Gustav, “Sadece tıpla ilgili uygulamalarla ilgilendiğini sanıyordum… Bu zaten uzmanlık alanından sapıyor,” diye düşündü.
Gustav, Sir ZiL’in açıklamasıyla, “Kanınızın bir örneğine ihtiyacım var,” diyerek düşüncelerinden sıyrıldı.
Sir ZiL, Gustav’ın kanını mevcut herhangi bir ekipmanla alamayacağını biliyordu, bu yüzden Gustav’ın yardımını istemek zorunda kaldı.
Birkaç dakika içinde Sir ZiL, elbette Gustav’ın yardımıyla başarılı bir şekilde Gustav’ın kan örneğini almayı başardı.
Bazı testler yapmaya ve Gustav’ın iç yapısını tekrar incelemeye geri döndü.
İki saat sonra, bugünkü sınav oturumunu bitirdi.
Gustav üst kıyafetlerini tekrar giydi ve ayağa kalktı. Sir ZiL gitmek üzere olduğunu sandı ama Gustav’ın birdenbire dosyaların holografik biçimde dizildiği alana doğru yürüdüğünü gördü.
“Bunlar nedir?” diye sordu Gustav.
“Ah onlar… Sadece araştırmayı bıraktım ya da şu anda üzerinde çalışıyorum,” diye yanıtladı Sir ZiL.
“Bu, düşürdüklerin arasında mı?” Gustav, daha önce ilgisini çeken birini göstererek sordu.
“Gezegen Yerleşimi Boyut Teorisi… Bunu yirmi yıldan fazla bir süre önce bıraktım,” diye yanıtladı Sir ZiL hafif bir kıkırdama ile.
“Oldukça ilginç görünüyor… Neden düşürdün?” diye sordu Gustav.
Sir ZiL, “Bu kadar çok neden var ama en önemlisi hükümetin sinirini bozmak istememek. Onları dinlemeseydim o vahşiler çılgınca bir şeyler deneyebilirdi,” dedi.

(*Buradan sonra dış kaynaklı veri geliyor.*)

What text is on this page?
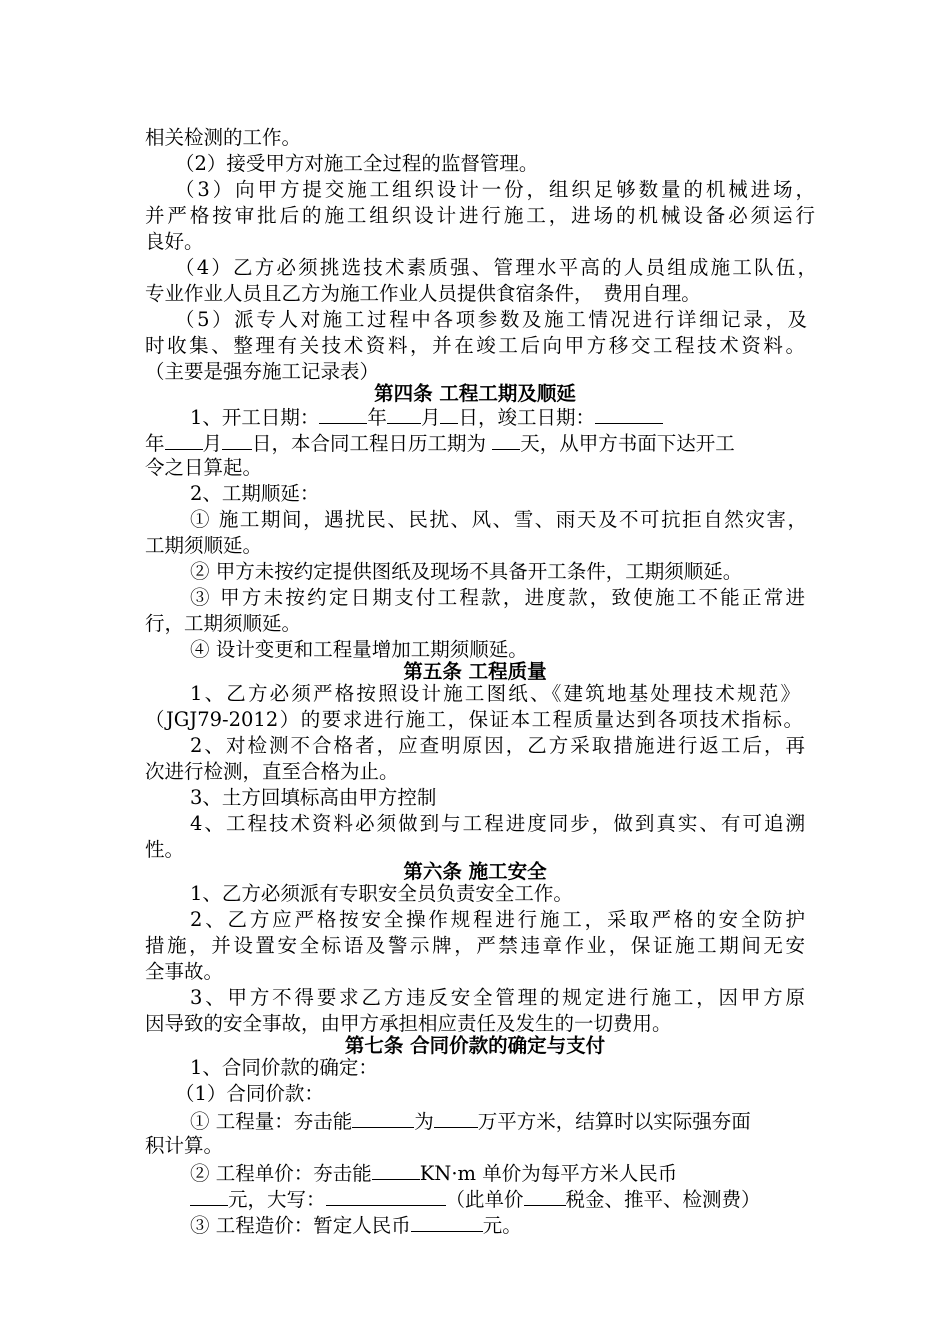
相关检测的工作。
（2）接受甲方对施工全过程的监督管理。
（3）向甲方提交施工组织设计一份，组织足够数量的机械进场，
并严格按审批后的施工组织设计进行施工，进场的机械设备必须运行
良好。
（4）乙方必须挑选技术素质强、管理水平高的人员组成施工队伍，
专业作业人员且乙方为施工作业人员提供食宿条件，　费用自理。
（5）派专人对施工过程中各项参数及施工情况进行详细记录，及
时收集、整理有关技术资料，并在竣工后向甲方移交工程技术资料。
（主要是强夯施工记录表）
第四条 工程工期及顺延
1、开工日期： 年 月 日，竣工日期：
年 月 日，本合同工程日历工期为 天，从甲方书面下达开工
令之日算起。
2、工期顺延：
① 施工期间，遇扰民、民扰、风、雪、雨天及不可抗拒自然灾害，
工期须顺延。
② 甲方未按约定提供图纸及现场不具备开工条件，工期须顺延。
③ 甲方未按约定日期支付工程款，进度款，致使施工不能正常进
行，工期须顺延。
④ 设计变更和工程量增加工期须顺延。
第五条 工程质量
1、乙方必须严格按照设计施工图纸、《建筑地基处理技术规范》
（JGJ79-2012）的要求进行施工，保证本工程质量达到各项技术指标。
2、对检测不合格者，应查明原因，乙方采取措施进行返工后，再
次进行检测，直至合格为止。
3、土方回填标高由甲方控制
4、工程技术资料必须做到与工程进度同步，做到真实、有可追溯
性。
第六条 施工安全
1、乙方必须派有专职安全员负责安全工作。
2、乙方应严格按安全操作规程进行施工，采取严格的安全防护
措施，并设置安全标语及警示牌，严禁违章作业，保证施工期间无安
全事故。
3、甲方不得要求乙方违反安全管理的规定进行施工，因甲方原
因导致的安全事故，由甲方承担相应责任及发生的一切费用。
第七条 合同价款的确定与支付
1、合同价款的确定：
（1）合同价款：
① 工程量：夯击能	为 万平方米，结算时以实际强夯面
积计算。
② 工程单价：夯击能 KN·m 单价为每平方米人民币
元，大写：	（此单价 税金、推平、检测费）
③ 工程造价：暂定人民币	元。
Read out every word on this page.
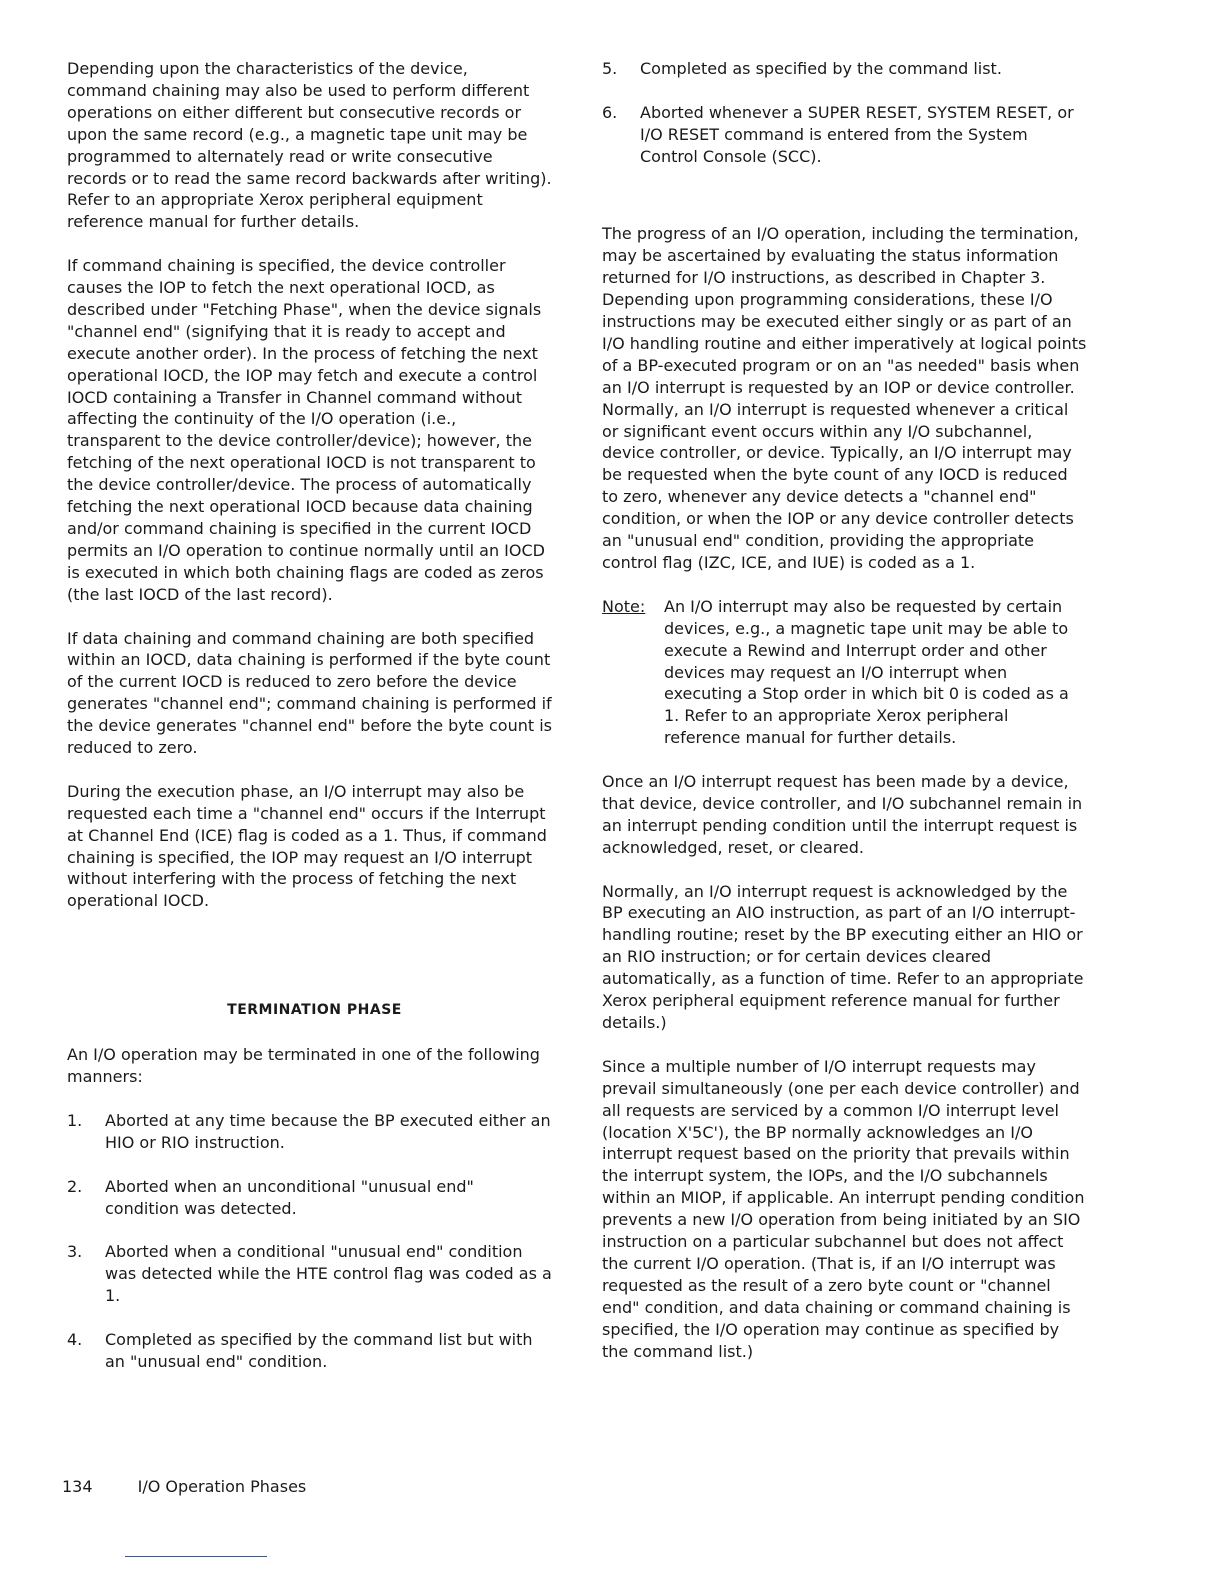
Depending upon the characteristics of the device, command chaining may also be used to perform different operations on either different but consecutive records or upon the same record (e.g., a magnetic tape unit may be programmed to alternately read or write consecutive records or to read the same record backwards after writing). Refer to an appropriate Xerox peripheral equipment reference manual for further details.

If command chaining is specified, the device controller causes the IOP to fetch the next operational IOCD, as described under "Fetching Phase", when the device signals "channel end" (signifying that it is ready to accept and execute another order). In the process of fetching the next operational IOCD, the IOP may fetch and execute a control IOCD containing a Transfer in Channel command without affecting the continuity of the I/O operation (i.e., transparent to the device controller/device); however, the fetching of the next operational IOCD is not transparent to the device controller/device. The process of automatically fetching the next operational IOCD because data chaining and/or command chaining is specified in the current IOCD permits an I/O operation to continue normally until an IOCD is executed in which both chaining flags are coded as zeros (the last IOCD of the last record).

If data chaining and command chaining are both specified within an IOCD, data chaining is performed if the byte count of the current IOCD is reduced to zero before the device generates "channel end"; command chaining is performed if the device generates "channel end" before the byte count is reduced to zero.

During the execution phase, an I/O interrupt may also be requested each time a "channel end" occurs if the Interrupt at Channel End (ICE) flag is coded as a 1. Thus, if command chaining is specified, the IOP may request an I/O interrupt without interfering with the process of fetching the next operational IOCD.

TERMINATION PHASE

An I/O operation may be terminated in one of the following manners:

1.	Aborted at any time because the BP executed either an HIO or RIO instruction.
2.	Aborted when an unconditional "unusual end" condition was detected.
3.	Aborted when a conditional "unusual end" condition was detected while the HTE control flag was coded as a 1.
4.	Completed as specified by the command list but with an "unusual end" condition.
5.	Completed as specified by the command list.
6.	Aborted whenever a SUPER RESET, SYSTEM RESET, or I/O RESET command is entered from the System Control Console (SCC).

The progress of an I/O operation, including the termination, may be ascertained by evaluating the status information returned for I/O instructions, as described in Chapter 3. Depending upon programming considerations, these I/O instructions may be executed either singly or as part of an I/O handling routine and either imperatively at logical points of a BP-executed program or on an "as needed" basis when an I/O interrupt is requested by an IOP or device controller. Normally, an I/O interrupt is requested whenever a critical or significant event occurs within any I/O subchannel, device controller, or device. Typically, an I/O interrupt may be requested when the byte count of any IOCD is reduced to zero, whenever any device detects a "channel end" condition, or when the IOP or any device controller detects an "unusual end" condition, providing the appropriate control flag (IZC, ICE, and IUE) is coded as a 1.

Note:	An I/O interrupt may also be requested by certain devices, e.g., a magnetic tape unit may be able to execute a Rewind and Interrupt order and other devices may request an I/O interrupt when executing a Stop order in which bit 0 is coded as a 1. Refer to an appropriate Xerox peripheral reference manual for further details.

Once an I/O interrupt request has been made by a device, that device, device controller, and I/O subchannel remain in an interrupt pending condition until the interrupt request is acknowledged, reset, or cleared.

Normally, an I/O interrupt request is acknowledged by the BP executing an AIO instruction, as part of an I/O interrupt-handling routine; reset by the BP executing either an HIO or an RIO instruction; or for certain devices cleared automatically, as a function of time. Refer to an appropriate Xerox peripheral equipment reference manual for further details.)

Since a multiple number of I/O interrupt requests may prevail simultaneously (one per each device controller) and all requests are serviced by a common I/O interrupt level (location X'5C'), the BP normally acknowledges an I/O interrupt request based on the priority that prevails within the interrupt system, the IOPs, and the I/O subchannels within an MIOP, if applicable. An interrupt pending condition prevents a new I/O operation from being initiated by an SIO instruction on a particular subchannel but does not affect the current I/O operation. (That is, if an I/O interrupt was requested as the result of a zero byte count or "channel end" condition, and data chaining or command chaining is specified, the I/O operation may continue as specified by the command list.)

134	I/O Operation Phases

“Hükümetin bununla ne ilgisi var?” Gustav şüpheyle sordu.
Sir ZiL, “Sadece bu konuya girmemi istemediler… Belki devrim niteliğinde bir şey bulurdum, kim bilir? Bir şey buldum. Ama o noktada onu durdurmam gerekiyor,” diye yanıtladı Sir ZiL.
“Araştırma ne hakkında?” Gustav’ın merakı bu noktada doruğa ulaştı.
“Yalnızca bir teori… Bütün bulgularımla kanıtlamaya yaklaştığım…” Sir ZiL bu noktada duraksadı ve bunu Gustav’a açıklayıp açıklamamayı iki kez düşündü.
“Pekala, gezegensel ve Boyutsal görüyorum, bu yüzden uzayla bir ilgisi olduğunu biliyorum… O zamanlar bu tür araştırmalara daldınız mı?” Gustav seslendi.